Aku merasakan air mengalir deras membasahi alas tidur. Bersamaan dengan itu, dokter yang lain menekan bagian samping perutku, mendorongnya pelan namun kuat ke arah bawah dan ia melakukannya seperti bidan dan dokter di Alrijne. Aku terus saja memejamkan mata dan menahan napas dalam-dalam, sambil berharap proses ini segera selesai.
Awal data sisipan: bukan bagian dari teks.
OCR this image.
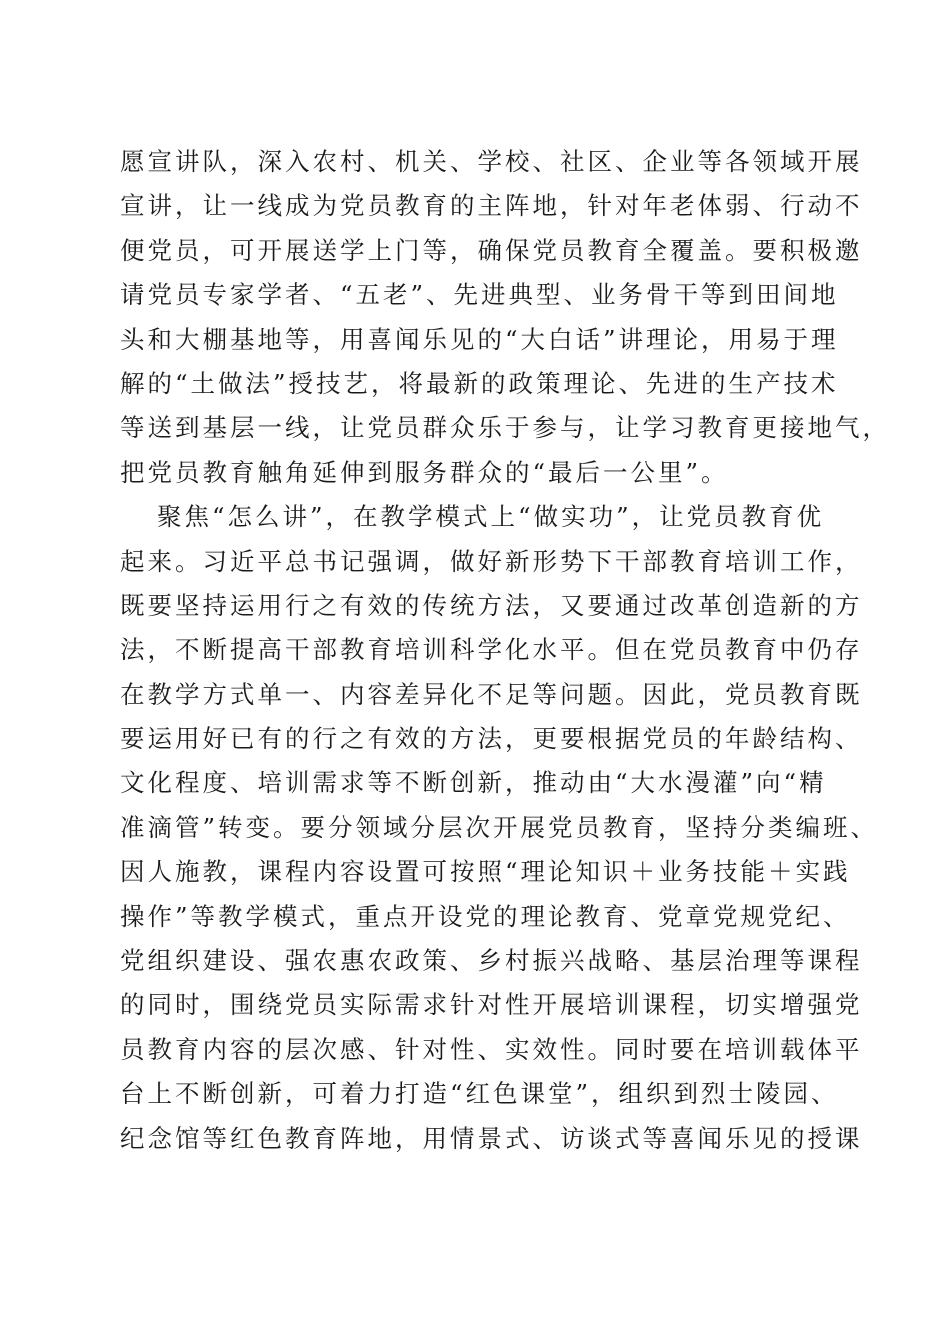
愿宣讲队，深入农村、机关、学校、社区、企业等各领域开展
宣讲，让一线成为党员教育的主阵地，针对年老体弱、行动不
便党员，可开展送学上门等，确保党员教育全覆盖。要积极邀
请党员专家学者、“五老”、先进典型、业务骨干等到田间地
头和大棚基地等，用喜闻乐见的“大白话”讲理论，用易于理
解的“土做法”授技艺，将最新的政策理论、先进的生产技术
等送到基层一线，让党员群众乐于参与，让学习教育更接地气，
把党员教育触角延伸到服务群众的“最后一公里”。
聚焦“怎么讲”，在教学模式上“做实功”，让党员教育优
起来。习近平总书记强调，做好新形势下干部教育培训工作，
既要坚持运用行之有效的传统方法，又要通过改革创造新的方
法，不断提高干部教育培训科学化水平。但在党员教育中仍存
在教学方式单一、内容差异化不足等问题。因此，党员教育既
要运用好已有的行之有效的方法，更要根据党员的年龄结构、
文化程度、培训需求等不断创新，推动由“大水漫灌”向“精
准滴管”转变。要分领域分层次开展党员教育，坚持分类编班、
因人施教，课程内容设置可按照“理论知识＋业务技能＋实践
操作”等教学模式，重点开设党的理论教育、党章党规党纪、
党组织建设、强农惠农政策、乡村振兴战略、基层治理等课程
的同时，围绕党员实际需求针对性开展培训课程，切实增强党
员教育内容的层次感、针对性、实效性。同时要在培训载体平
台上不断创新，可着力打造“红色课堂”，组织到烈士陵园、
纪念馆等红色教育阵地，用情景式、访谈式等喜闻乐见的授课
Beberapa kali aku masih merasakan dokter cantik berambut hitam sebahu itu menekan dan mendorong kepala janin hingga betul-betul turun ke bawah ke rongga panggul menuju jalan lahir. Mentok. Sampai ia kemudian bersorak senang, “Yeay, malam ini bayinya akan lahir.”
Aku ikut bersorak dalam senyuman. Meskipun aku masih harus menunggu beberapa jam lagi, masih harus menahan rasa perih dan gempuran nyeri luar biasa pada rahim, pinggang, dan jalan lahir, masih harus merintih dengan bibir gemetar ketika kontraksi datang. Tapi, aku sudah hampir sampai di pengujung gerbang untuk mengantarkan dan menyambut kelahiran bayiku, bayi dwarsligging, di muka bumi.
*Lulusan S2 Asian Studies dari University of Hawaii at Manoa USA ini mendapatkan surprise kehamilan empat bulan sebelum keberangkatannya ke Belanda untuk program PhD, di Leiden University Institute for Area Studies (LIAS), dengan support beasiswa dari LPDP.